Trouble was, “buildings over 50,000 square feet―medical offices, corporate headquarters, apartment buildings―fell under state jurisdiction.” And Minnesota, like most other states, abides by the energy code produced by the International Code Council (ICC), a U.S.-focused non-profit consortium of construction industry interests that includes the all-powerful National Association of Home Builders (NAHB).

That meant Havey would have to accept an energy code that had hardly budged since 2012, even though “buildings account for 40% of all energy consumed in the U.S. and a comparable portion of greenhouse gases produced,” HuffPost notes.

But then Havey, and hundreds of his peers, learned they could vote at the triennial meeting of the ICC. And vote they did, with ballots going “three to one in favour of mandates to ratchet up energy efficiency” and to require new homes and buildings to include electric vehicle and electrical appliance hookups.

Lobbyists have responded, and fast. The Huffington Post writes that building groups “soon began challenging not only the approved measures, which they called costly and unrealistic, but the members’ right to vote at all,” with the NAHB, the Leading Builders of America, and the American Gas Association all demanding the ICC review the eligibility of the votes.  
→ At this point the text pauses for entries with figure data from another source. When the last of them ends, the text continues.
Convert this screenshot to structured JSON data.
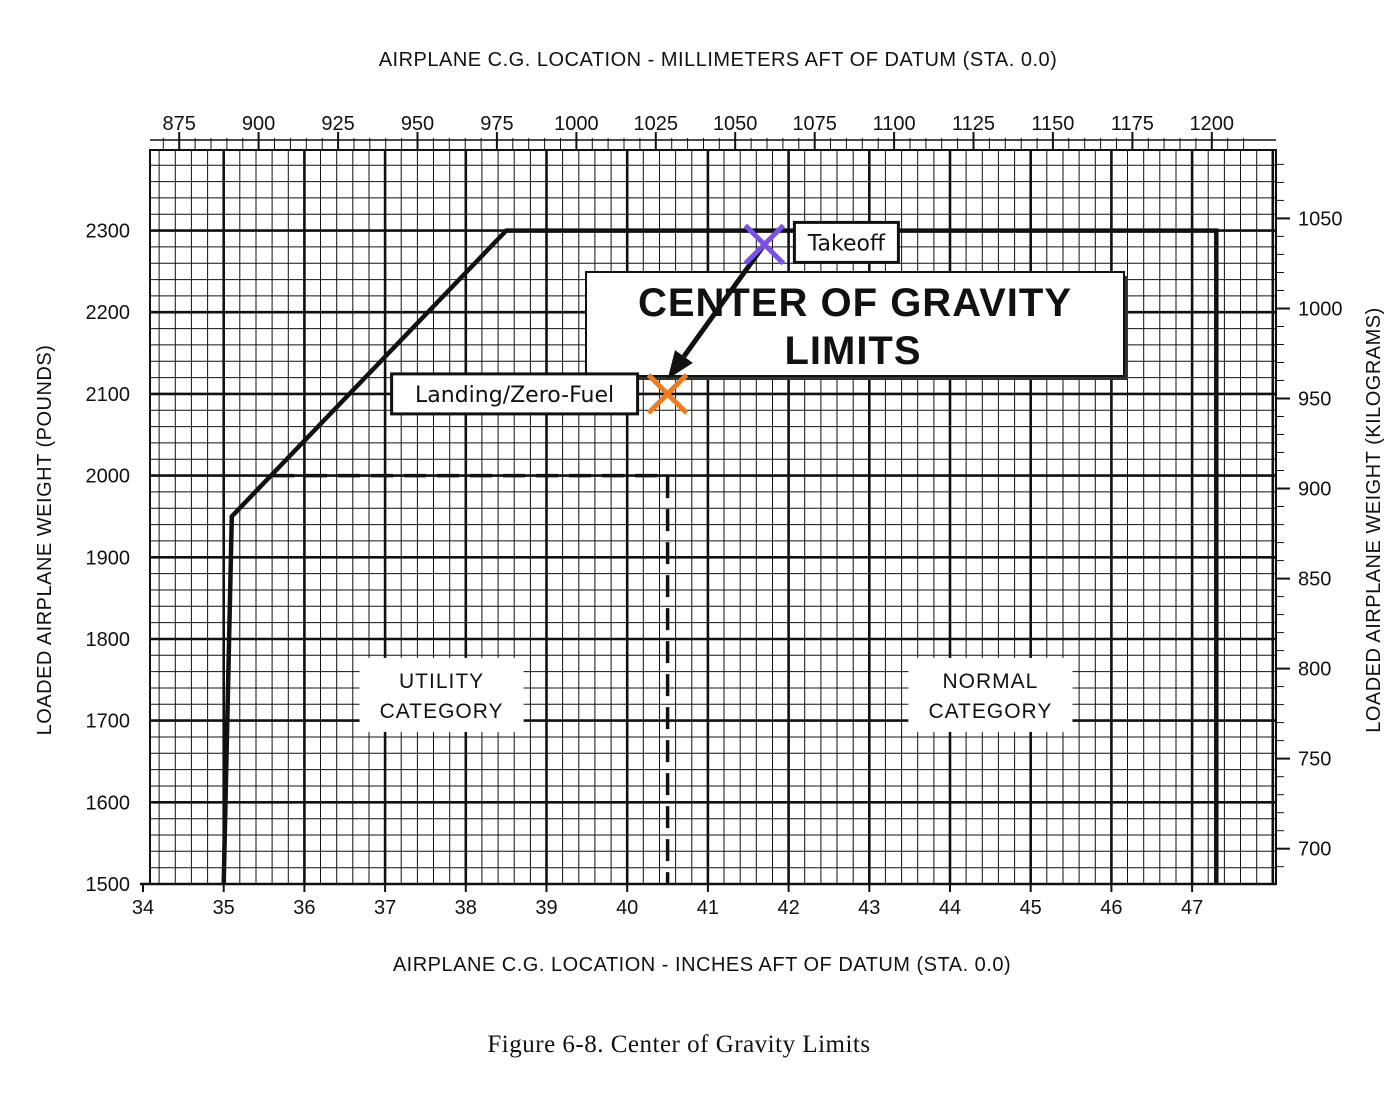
{
  "chart_data": {
    "type": "line",
    "title": "CENTER OF GRAVITY LIMITS",
    "caption": "Figure 6-8.   Center of Gravity Limits",
    "x_bottom": {
      "label": "AIRPLANE C.G. LOCATION - INCHES AFT OF DATUM (STA. 0.0)",
      "range": [
        34,
        48
      ],
      "ticks": [
        34,
        35,
        36,
        37,
        38,
        39,
        40,
        41,
        42,
        43,
        44,
        45,
        46,
        47
      ]
    },
    "x_top": {
      "label": "AIRPLANE C.G. LOCATION - MILLIMETERS AFT OF DATUM (STA. 0.0)",
      "ticks": [
        875,
        900,
        925,
        950,
        975,
        1000,
        1025,
        1050,
        1075,
        1100,
        1125,
        1150,
        1175,
        1200
      ]
    },
    "y_left": {
      "label": "LOADED AIRPLANE WEIGHT (POUNDS)",
      "range": [
        1500,
        2400
      ],
      "ticks": [
        1500,
        1600,
        1700,
        1800,
        1900,
        2000,
        2100,
        2200,
        2300
      ]
    },
    "y_right": {
      "label": "LOADED AIRPLANE WEIGHT (KILOGRAMS)",
      "ticks": [
        700,
        750,
        800,
        850,
        900,
        950,
        1000,
        1050
      ]
    },
    "grid": true,
    "series": [
      {
        "name": "NORMAL CATEGORY",
        "style": "solid",
        "points": [
          [
            35.0,
            1500
          ],
          [
            35.1,
            1950
          ],
          [
            38.5,
            2300
          ],
          [
            47.3,
            2300
          ],
          [
            47.3,
            1500
          ]
        ]
      },
      {
        "name": "UTILITY CATEGORY",
        "style": "dashed",
        "points": [
          [
            35.6,
            2000
          ],
          [
            40.5,
            2000
          ],
          [
            40.5,
            1500
          ]
        ]
      }
    ],
    "region_labels": [
      {
        "lines": [
          "UTILITY",
          "CATEGORY"
        ],
        "x": 37.7,
        "y": 1718
      },
      {
        "lines": [
          "NORMAL",
          "CATEGORY"
        ],
        "x": 44.5,
        "y": 1718
      }
    ],
    "annotations": [
      {
        "label": "Takeoff",
        "x": 41.7,
        "y": 2283,
        "color": "#7b4ff0"
      },
      {
        "label": "Landing/Zero-Fuel",
        "x": 40.5,
        "y": 2100,
        "color": "#f07a1e"
      }
    ],
    "arrow": {
      "from": [
        41.7,
        2283
      ],
      "to": [
        40.5,
        2118
      ]
    }
  }
}
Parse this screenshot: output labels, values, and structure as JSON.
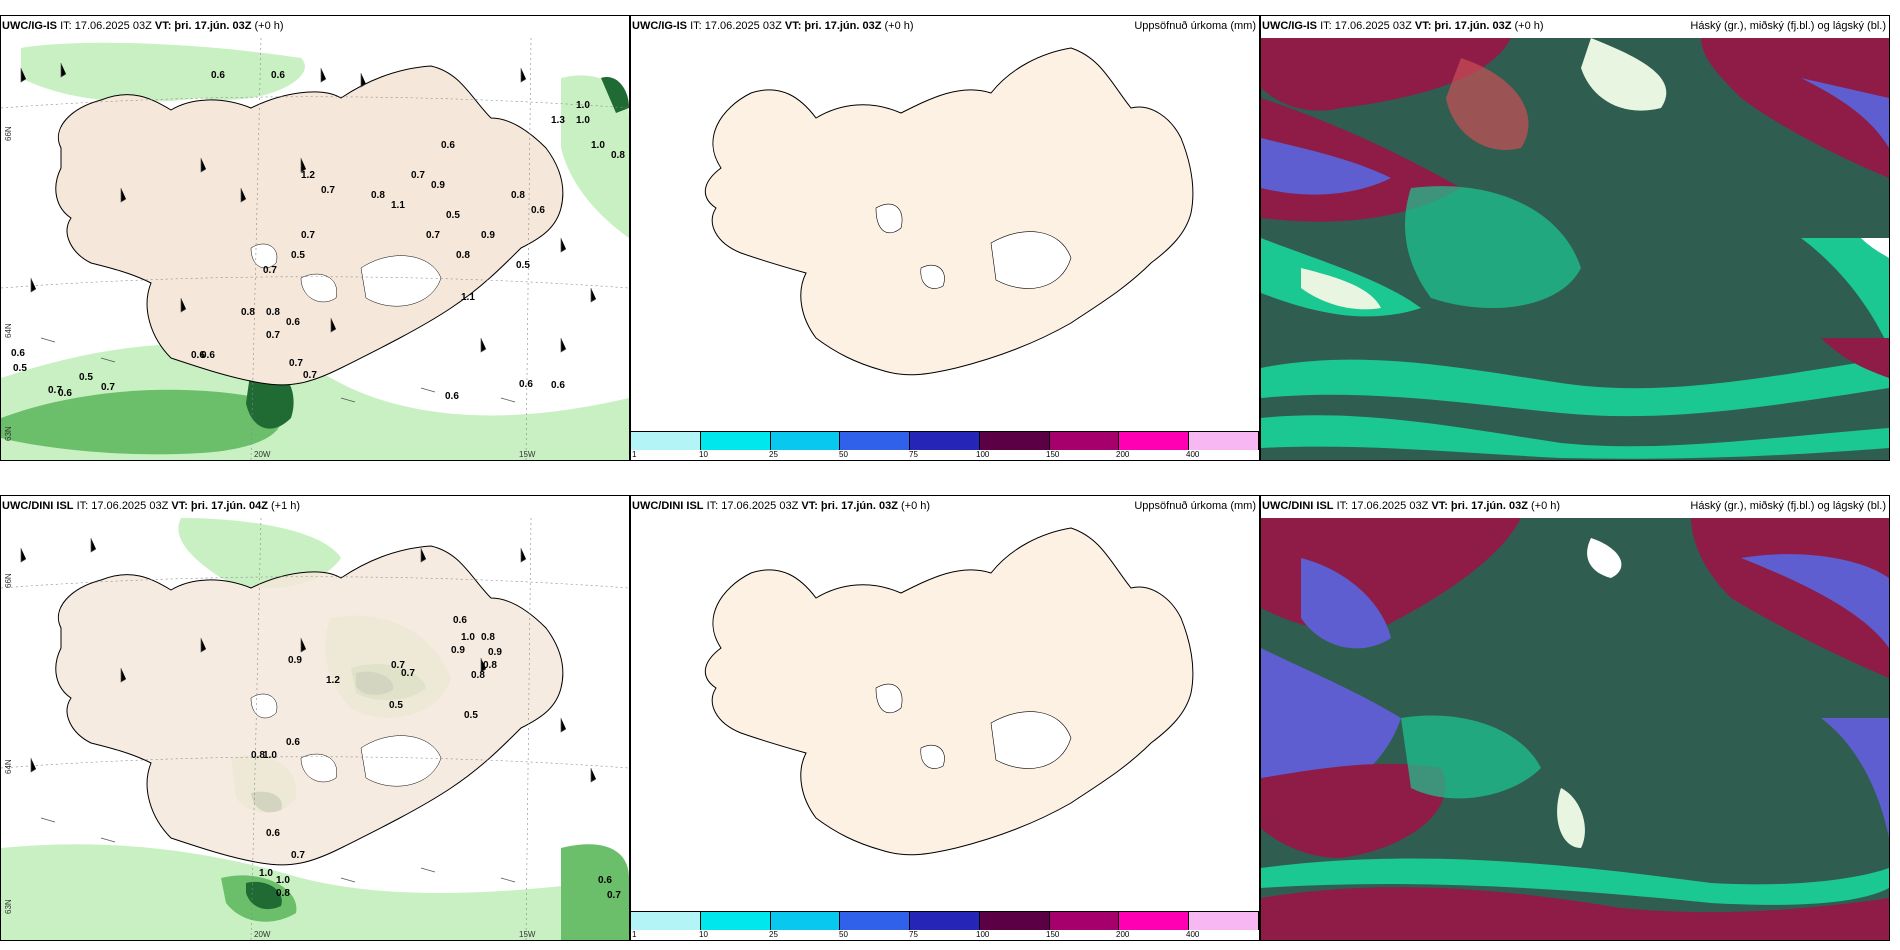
{
  "rows": [
    {
      "left": {
        "model": "UWC/IG-IS",
        "it": "IT: 17.06.2025 03Z",
        "vt": "VT: þri. 17.jún. 03Z",
        "lead": "(+0 h)",
        "lat_top": "66N",
        "lat_bot": "64N",
        "lat_low": "63N",
        "lon_left": "20W",
        "lon_right": "15W",
        "labels": [
          {
            "t": "0.6"
          },
          {
            "t": "0.6"
          },
          {
            "t": "1.0"
          },
          {
            "t": "1.3"
          },
          {
            "t": "1.0"
          },
          {
            "t": "0.6"
          },
          {
            "t": "1.0"
          },
          {
            "t": "0.8"
          },
          {
            "t": "1.2"
          },
          {
            "t": "0.7"
          },
          {
            "t": "0.7"
          },
          {
            "t": "0.8"
          },
          {
            "t": "0.9"
          },
          {
            "t": "0.8"
          },
          {
            "t": "0.6"
          },
          {
            "t": "0.5"
          },
          {
            "t": "1.1"
          },
          {
            "t": "0.7"
          },
          {
            "t": "0.5"
          },
          {
            "t": "0.7"
          },
          {
            "t": "0.9"
          },
          {
            "t": "0.7"
          },
          {
            "t": "0.8"
          },
          {
            "t": "0.5"
          },
          {
            "t": "1.1"
          },
          {
            "t": "0.8"
          },
          {
            "t": "0.8"
          },
          {
            "t": "0.6"
          },
          {
            "t": "0.7"
          },
          {
            "t": "0.6"
          },
          {
            "t": "0.6"
          },
          {
            "t": "0.6"
          },
          {
            "t": "0.5"
          },
          {
            "t": "0.5"
          },
          {
            "t": "0.7"
          },
          {
            "t": "0.6"
          },
          {
            "t": "0.7"
          },
          {
            "t": "0.7"
          },
          {
            "t": "0.7"
          },
          {
            "t": "0.6"
          },
          {
            "t": "0.6"
          },
          {
            "t": "0.6"
          }
        ]
      },
      "middle": {
        "model": "UWC/IG-IS",
        "it": "IT: 17.06.2025 03Z",
        "vt": "VT: þri. 17.jún. 03Z",
        "lead": "(+0 h)",
        "right_label": "Uppsöfnuð úrkoma (mm)"
      },
      "right": {
        "model": "UWC/IG-IS",
        "it": "IT: 17.06.2025 03Z",
        "vt": "VT: þri. 17.jún. 03Z",
        "lead": "(+0 h)",
        "right_label": "Háský (gr.), miðský (fj.bl.) og lágský (bl.)"
      }
    },
    {
      "left": {
        "model": "UWC/DINI ISL",
        "it": "IT: 17.06.2025 03Z",
        "vt": "VT: þri. 17.jún. 04Z",
        "lead": "(+1 h)",
        "lat_top": "66N",
        "lat_bot": "64N",
        "lat_low": "63N",
        "lon_left": "20W",
        "lon_right": "15W",
        "labels": [
          {
            "t": "0.6"
          },
          {
            "t": "0.9"
          },
          {
            "t": "1.0"
          },
          {
            "t": "0.8"
          },
          {
            "t": "0.9"
          },
          {
            "t": "0.8"
          },
          {
            "t": "0.9"
          },
          {
            "t": "1.2"
          },
          {
            "t": "0.7"
          },
          {
            "t": "0.7"
          },
          {
            "t": "0.8"
          },
          {
            "t": "0.5"
          },
          {
            "t": "0.5"
          },
          {
            "t": "0.6"
          },
          {
            "t": "0.8"
          },
          {
            "t": "1.0"
          },
          {
            "t": "0.6"
          },
          {
            "t": "0.7"
          },
          {
            "t": "1.0"
          },
          {
            "t": "1.0"
          },
          {
            "t": "0.8"
          },
          {
            "t": "0.6"
          },
          {
            "t": "0.7"
          }
        ]
      },
      "middle": {
        "model": "UWC/DINI ISL",
        "it": "IT: 17.06.2025 03Z",
        "vt": "VT: þri. 17.jún. 03Z",
        "lead": "(+0 h)",
        "right_label": "Uppsöfnuð úrkoma (mm)"
      },
      "right": {
        "model": "UWC/DINI ISL",
        "it": "IT: 17.06.2025 03Z",
        "vt": "VT: þri. 17.jún. 03Z",
        "lead": "(+0 h)",
        "right_label": "Háský (gr.), miðský (fj.bl.) og lágský (bl.)"
      }
    }
  ],
  "colorbar": {
    "ticks": [
      "1",
      "10",
      "25",
      "50",
      "75",
      "100",
      "150",
      "200",
      "400"
    ],
    "colors": [
      "#b3f5f7",
      "#00e8ee",
      "#08c8ef",
      "#2f61ea",
      "#2526b8",
      "#5c0046",
      "#a5006b",
      "#ff00b3",
      "#f6b7f2"
    ]
  },
  "colors": {
    "land": "#f5e8da",
    "land_plain": "#fdf1e4",
    "precip_light": "#c9f0c2",
    "precip_mid": "#6bbf6b",
    "precip_dark": "#1f6b33",
    "cloud_dark": "#2f5e51",
    "cloud_mid": "#1cc892",
    "cloud_red": "#8e1c47",
    "cloud_blue": "#5e5ed0"
  }
}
Evidently blind to irony, the industry heavy-hitters are charging that “the get-out-the-vote campaign that led to the biggest turnout in ICC voting history amounted to ‘manipulation’ by ‘special interests’.” Now, HuffPost, writes, the code itself is in danger of being undermined as various groups contest the legitimacy of the vote.

At last count, 75% of written submissions to the ICC about the case are opposed to denying cities their voice. Of the 25% in favour of closing the vote to representatives like Havey, “54% were builders, and 4% came from the fossil fuel industry: in particular, the American Gas Association.”

Whatever happens, Minneapolis isn’t waiting around for the ICC to wake up to the climate crisis. Havey told HuffPost his city is hard at work with Minnesota’s governor and the legislature to pass stricter state laws.

“If the ICC doesn’t keep up, it could just become irrelevant,” writes HuffPost.

A final decision from the ICC’s executive board could come as early as March 10.